El
desarrollo social, indisolublemente interconectado con la tecnología, genera formas y contenidos de forma incesante, así como los medios
para lograrlo. Antes que se inventase la imprenta, la palabra y otras escasas
formas de escritura muy individualizadas, mantenían a
niveles muy reducidos la difusión de ideas, la creación de estados de opinión, la posibilidad de
discutir y formar criterios masivos, que con un nivel de escolaridad muy
reducido y una educación muy poco generalizada,
mantenían en niveles casi inexistentes la creación y difusión de ideas y opiniones. Desde la imprenta hasta el internet, la generación de ideas, opiniones sociales, políticas, técnicas, profesionales, científicas, religiosas se ha
visto multiplicada por cantidades antes impensables.
Estas
formas novedosas de emisión, transmisión y difusión de opiniones y criterios han generado una creciente democratización de ese proceso social de creación y difusión de las
ideas y opiniones. Cualquier persona con acceso a un teléfono inteligente, una
tableta o una computadora personal puede acceder a esa posibilidad de expresar
su opinión o creencia para el mundo y ser leído y/o escuchado potencialmente
por enormes volúmenes de personas, en diversas partes del mundo. Como un
lamentable proceso contrario, ha surgido una forma de censura, ejercida por los
mismos que se supone promuevan la libertad de expresión: los creadores de esos
instrumentos en su penúltima generación: los dueños y operadores de las
llamadas redes sociales, como siempre, interesados en sostener un solo tipo de
opinión política, social y económica: la que les beneficia material y
políticamente. Por una parte promueven
el uso universal y libre de esas herramientas, pero imponiendo censurar,
suprimir y castigar a aquellos que opinen en forma distinta a sus intereses de
grupo, partido político y religión.
Los partidos políticos, que nacieron para
difundir, defender y establecer la primacía de la ideología, la economía, el
orden social y las creencias religiosas del grupo que los controla, se han
visto desbordados en su otrora exclusivas herramientas de influencia: la
palabra, la prensa, escrita, radiada y televisada, la publicación de libros,
artículos, columnas escritas en la prensa, programas de radio y televisión y
otros medios de influencia masiva en la opinión pública, que requieren un
financiamiento que solo puede ser logrado por esos grupos de presión llamados
partidos políticos y formas similares de asociación, como instituciones sin
fines de lucro, de estudios sociales, y otras muchas, que existen porque hay
quienes pagan sus enormes gastos de existencia para poder llevar ese interesado
mensaje a la opinión pública.
No ha tardado el surgimiento de un
nuevo actor en la proposición de ideas, opiniones e intereses: el denominado influencer,
youtuber, bloguero, dependiendo de cómo se identifica a sí mismo. Una
nueva especie de actor público, una especie de mutación del político clásico en
cuanto a que es un promotor de actitudes, un nuevo informador crítico de la
actualidad, como debían ser los periodistas que no sean simples agentes de
influencia de los propietarios de los medios para quiénes trabajan, un analista
de la época histórica que se vive, un
nuevo tipo de líder que actúa por sus convicciones y que resulta seguido por
cantidades de personas, muchas veces con la admiración, el respeto y la
disciplina de que carecen los supuestos profesionales de la opinión: los políticos
y los periodistas. Políticos sin partido – al menos no siempre confesados- y
periodistas sin periódico. El deterioro de la política y el periodismo
profesionales, muchas veces convertidos en el contrario de lo que debían ser,
es una fuente fundamental de este fenómeno.

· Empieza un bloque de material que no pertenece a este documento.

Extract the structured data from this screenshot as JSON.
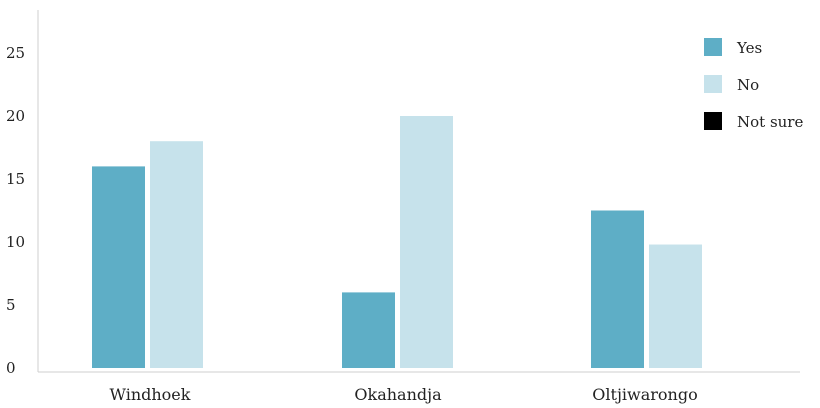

El político, supuestamente
representante de un grupo poblacional no deja de ser partidista y antepone los
intereses, la política y los objetivos de su partido político a los de la
población que se supone representar. El periodista trabaja en un medio que le
contrata, paga y sirve y escribe e informa generalmente lo que
interesa a sus empleadores y no a sus lectores, oyentes o televidentes.
La democracia representativa en la que
se supone que vivamos generó al político porque la población no podía físicamente
estar presente en la toma de decisiones públicas y exponer y debatir sus
opiniones por razones prácticas de territorialidad, número y dedicación. Pero
al igual que la tecnología ha hecho surgir esas nuevas formas de política y
periodismo, a la que física e inmediatamente permite participar, es posible que
se esté generando ante nuestros propios ojos nuevas maneras de ejercer la
democracia, a tono con las posibilidades actuales y manera democrática y
verdaderamente participativa de erradicar la corrupción que nace de la propia
existencia de élites partidistas y gubernamentales que en vez de servir a la
población, se sirve de ella para imponer sus intereses y abrogarse el derecho a
dirigir
a las masas en vez de servirlas. Esa es la verdadera diferencia entre
la democracia representativa y las otras formas de gobierno: El gobierno es
para servir al pueblo y no para dirigirlo, que es siempre una forma de tiranía.